The Indian icon won three games and drew eleven in the double round-robin elimination contest in Khanty Mansiyisk. He finished on eight and a half points, a full point ahead of second-placed Segey Karjakin. His marathon 91-move draw against the Russian in the penultimate round assured him of an unassailable lead after top seed Levon Aronian suffered a painful upset against world No. 43 Dimitry Andrekin.
Anand opened his re-match campaign with a spectacular win over pre-tournament favourite Aronian, skillfully trapping his opponent’s knight at the edge of the board.
In the third round, the ex-champion crushed Mamedyarov with a tactical onslaught, a clear indication that he was back in top form. Round nine produced the turning point as Kramnik and Aronian, both hot on his heels, went under while Anand dispatched his old rival Vaselin Topalov.
Clearly working in Anand’s favour also was the quality of the Candidates where every combatant was capable of bringing down a fancied opponent. And so the story went. The final table made for strange reading, with one player undefeated and every one else losing at least twice.
The Times of India observed: “It is clear that despite losing his ability to churn out masterpieces, Anand’s solidity and risk free chess proved to be a big factor in the Candidates.”
Some commentators have hailed the 44-year-old Indian’s victory as “one of the greatest comebacks in chess history.”
So far, of course, Anand’s performance is certainly impressive, but others feel that his “comeback” would not really be complete if he fails to regain the world title from the young Norwegian who relieved him of it last November.
Whatever the case, the amiable Indian genius has now become the second oldest player in FIDE world chess championship history to win a rematch. Only Vicktor Korchnoi was older (50) when he earned a rematch with Karpov in 1981. Mikhail Botvinnik also dethroned Mikhail Tal in 1961 at the age of 50 but he benefited from the policy of a direct rematch.
Now what do the commentators say about Anand’s chances of achieving an unbelievable sixth reign as world chess champion?

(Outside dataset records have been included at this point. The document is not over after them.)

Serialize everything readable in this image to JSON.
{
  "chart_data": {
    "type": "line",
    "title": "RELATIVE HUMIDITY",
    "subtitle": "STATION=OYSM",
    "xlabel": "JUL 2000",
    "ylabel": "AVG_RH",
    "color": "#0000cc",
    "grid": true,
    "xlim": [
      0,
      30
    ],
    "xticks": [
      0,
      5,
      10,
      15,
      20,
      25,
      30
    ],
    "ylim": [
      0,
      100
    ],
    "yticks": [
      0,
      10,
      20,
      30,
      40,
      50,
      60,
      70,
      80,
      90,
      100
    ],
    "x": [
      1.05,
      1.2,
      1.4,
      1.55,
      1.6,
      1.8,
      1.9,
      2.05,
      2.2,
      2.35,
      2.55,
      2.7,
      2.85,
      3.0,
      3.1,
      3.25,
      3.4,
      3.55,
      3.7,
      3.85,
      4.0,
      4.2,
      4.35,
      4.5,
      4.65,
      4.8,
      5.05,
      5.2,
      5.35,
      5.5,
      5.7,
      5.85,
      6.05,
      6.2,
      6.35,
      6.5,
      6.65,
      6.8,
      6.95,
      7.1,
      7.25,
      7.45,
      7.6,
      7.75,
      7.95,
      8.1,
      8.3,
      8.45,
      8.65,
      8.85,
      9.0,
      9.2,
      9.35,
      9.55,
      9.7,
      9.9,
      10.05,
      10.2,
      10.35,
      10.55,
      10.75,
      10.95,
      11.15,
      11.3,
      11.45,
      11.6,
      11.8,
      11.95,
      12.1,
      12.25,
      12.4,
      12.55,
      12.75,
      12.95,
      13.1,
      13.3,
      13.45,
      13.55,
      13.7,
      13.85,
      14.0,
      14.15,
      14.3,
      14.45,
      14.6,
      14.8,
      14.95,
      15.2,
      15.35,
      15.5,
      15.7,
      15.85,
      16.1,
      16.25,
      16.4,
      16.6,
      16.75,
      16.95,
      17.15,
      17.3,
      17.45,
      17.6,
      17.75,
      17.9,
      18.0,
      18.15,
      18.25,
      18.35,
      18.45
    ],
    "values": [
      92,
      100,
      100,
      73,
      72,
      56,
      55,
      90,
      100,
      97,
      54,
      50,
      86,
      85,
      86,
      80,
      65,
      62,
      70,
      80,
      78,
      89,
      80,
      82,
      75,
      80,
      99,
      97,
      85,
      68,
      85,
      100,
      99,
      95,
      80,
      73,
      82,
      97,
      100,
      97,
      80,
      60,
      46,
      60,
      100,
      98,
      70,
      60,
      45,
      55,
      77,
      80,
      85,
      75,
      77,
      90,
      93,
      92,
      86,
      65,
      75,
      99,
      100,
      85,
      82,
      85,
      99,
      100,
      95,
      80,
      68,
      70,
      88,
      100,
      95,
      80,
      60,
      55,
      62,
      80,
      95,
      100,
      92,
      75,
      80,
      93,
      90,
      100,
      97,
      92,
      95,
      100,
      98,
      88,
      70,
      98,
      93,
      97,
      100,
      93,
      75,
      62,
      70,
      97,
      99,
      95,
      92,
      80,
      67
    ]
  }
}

“It’s hard to say if Anand is playing any better than he played against me,” says Carlsen. “But then Chennai was a different kind of game. He is more pragmatic in his approach, maybe too pragmatic at times.”
The legendary Kasparov tweets: “Anand will be the underdog to Carlsen, clearly. But chess history has shown rematches have their own dynamics. Rarely a repeat of the first.”
English GM Nigel Short prophesied that Anand would not succeed in recapturing the world title because “top class chess is a young man’s game.”
One commentator sent this message to Carlsen: “This is not the same Vishy you faced last year. Vishy is coming back for his throne.”
DR’s guess: We’ll just have to wait and see.